Wäre es eine Lösung, das Renteneintrittsalter zu erhöhen?
Die Möglichkeit, nach 45 Beitragsjahren abschlagsfrei in Rente zu gehen, sollte abgeschafft werden. Bis 2031 ist ein Anstieg des regulären Renteneintrittsalters bereits geltendes Recht. Ab dem Jahr 2032 und einem Renteneintrittsalter von 67 Jahren könnte man dann die Lebensarbeitszeit stufenweise an die statistische Lebenserwartung in Deutschland anpassen. Wenn wir immer länger leben, sollte es dazu führen, dass wir ein Drittel länger im Ruhestand sind, und zwei Drittel länger im Arbeitsleben.
Mit dem Rentenpaket II soll auch ein Generationenkapital geschaffen werden. Die Idee: Der Staat legt Geld aus Bundesmitteln am Aktienmarkt an, die Erträge sollen helfen, die Rente zu stabilisieren. Was halten Sie davon?
Das kommt 20 Jahre zu spät. 2035, wenn die ersten Auszahlungen kommen sollen, sind die Babyboomer ja schon fast alle im Ruhestand. Außerdem ist das Geld, das auf diesem Weg wahrscheinlich mobilisiert wird, viel zu wenig. Eine echte Entlastung für die Beitragszahler ist damit kaum drin.
Sie setzen sich dafür ein, auch Beamte in die Rentenversicherung einzubeziehen. Was ist Ihr wichtigstes Argument?
Man stelle sich vor, es gäbe zwei Steuersysteme in Deutschland: eines für die Gutverdiener, eines für alle anderen. Das wäre offensichtlich ungerecht. Bei der Altersvorsorge aber gibt es diese Zwei-Klassen-Gesellschaft. Das System der Erwerbstätigenversicherung, die wir langfristig anstreben, ist solidarischer als die unterschiedlichen Parallelsysteme, wie wir sie heute haben.
Was bedeutet das?
Die Erwerbstätigenversicherung, in die Arbeitnehmer und Beamte einzahlen sollen, wollen wir über einen Zeitraum von vier Jahrzehnten verwirklichen. Für die Beamten von heute bliebe alles, wie es ist. Aber wer neu verbeamtet wird, müsste in die Erwerbstätigenversicherung einzahlen.

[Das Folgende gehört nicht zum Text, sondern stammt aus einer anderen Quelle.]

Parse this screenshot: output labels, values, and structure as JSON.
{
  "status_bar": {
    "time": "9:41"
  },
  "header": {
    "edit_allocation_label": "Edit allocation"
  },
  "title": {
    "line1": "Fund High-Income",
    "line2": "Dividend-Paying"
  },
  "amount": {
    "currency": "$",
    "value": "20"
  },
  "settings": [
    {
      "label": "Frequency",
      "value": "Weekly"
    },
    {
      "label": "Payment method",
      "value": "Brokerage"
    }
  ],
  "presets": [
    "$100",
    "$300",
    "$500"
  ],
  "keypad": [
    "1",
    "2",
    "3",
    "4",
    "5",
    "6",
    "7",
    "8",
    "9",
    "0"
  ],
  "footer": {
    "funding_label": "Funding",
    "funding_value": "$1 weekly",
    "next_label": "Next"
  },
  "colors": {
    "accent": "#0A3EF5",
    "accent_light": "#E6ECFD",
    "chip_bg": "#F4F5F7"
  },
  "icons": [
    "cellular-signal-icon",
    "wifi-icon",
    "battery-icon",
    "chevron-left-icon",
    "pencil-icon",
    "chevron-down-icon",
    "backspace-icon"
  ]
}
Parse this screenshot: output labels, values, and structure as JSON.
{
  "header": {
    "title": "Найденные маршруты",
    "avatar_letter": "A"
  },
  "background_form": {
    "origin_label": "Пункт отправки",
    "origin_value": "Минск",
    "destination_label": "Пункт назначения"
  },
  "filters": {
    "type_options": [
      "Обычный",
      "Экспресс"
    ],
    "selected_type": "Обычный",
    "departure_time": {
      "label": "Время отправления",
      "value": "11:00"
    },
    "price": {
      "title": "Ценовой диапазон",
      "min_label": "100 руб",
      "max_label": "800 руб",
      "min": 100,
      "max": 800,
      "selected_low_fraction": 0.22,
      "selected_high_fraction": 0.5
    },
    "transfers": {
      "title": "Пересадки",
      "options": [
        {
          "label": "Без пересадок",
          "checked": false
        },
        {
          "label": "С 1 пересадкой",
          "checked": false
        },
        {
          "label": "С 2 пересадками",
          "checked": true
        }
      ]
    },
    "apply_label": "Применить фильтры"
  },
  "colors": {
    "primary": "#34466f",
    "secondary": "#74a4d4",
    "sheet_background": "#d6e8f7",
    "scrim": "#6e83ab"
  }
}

In 40 Jahren hätten wir dann ein System, das alle einbezieht. Die ersten, für die sich etwas ändern sollte, müssen aus unserer Sicht die Abgeordneten sein. Wenn sie in die Erwerbstätigenversicherung einzahlen würden, wäre das ein gutes Vorbild.
Kann ein Rentensystem überhaupt generationengerecht sein?
In unserem Umlagesystem – die arbeitende Generation zahlt für die in Rente – ist die Nachwuchsgeneration ein Drittel kleiner als ihre Vorgängergeneration. Generationengerecht kann dieses System erst wieder sein, wenn die Bevölkerungsstruktur wieder homogen ist. Die Jüngeren sind also für rund 40 Jahre im Nachteil. Es geht nur darum, die Generationenungerechtigkeit in diesem Zeitfenster abzumildern und die Lasten möglichst fair zu verteilen.
Zur Person
GeschäftsführerJörg Tremmel ist Herausgeber der Zeitschrift „Intergenerational Justice Review“ und leitet die Geschäfte der „Stiftung für die Rechte zukünftiger Generationen“.
ProfessorTremmel forscht an der Schnittstelle zwischen Philosophie und Politik und ist außerplanmäßiger Professor an der Wirtschafts- und Sozialwissenschaftlichen Fakultät der Universität Tübingen.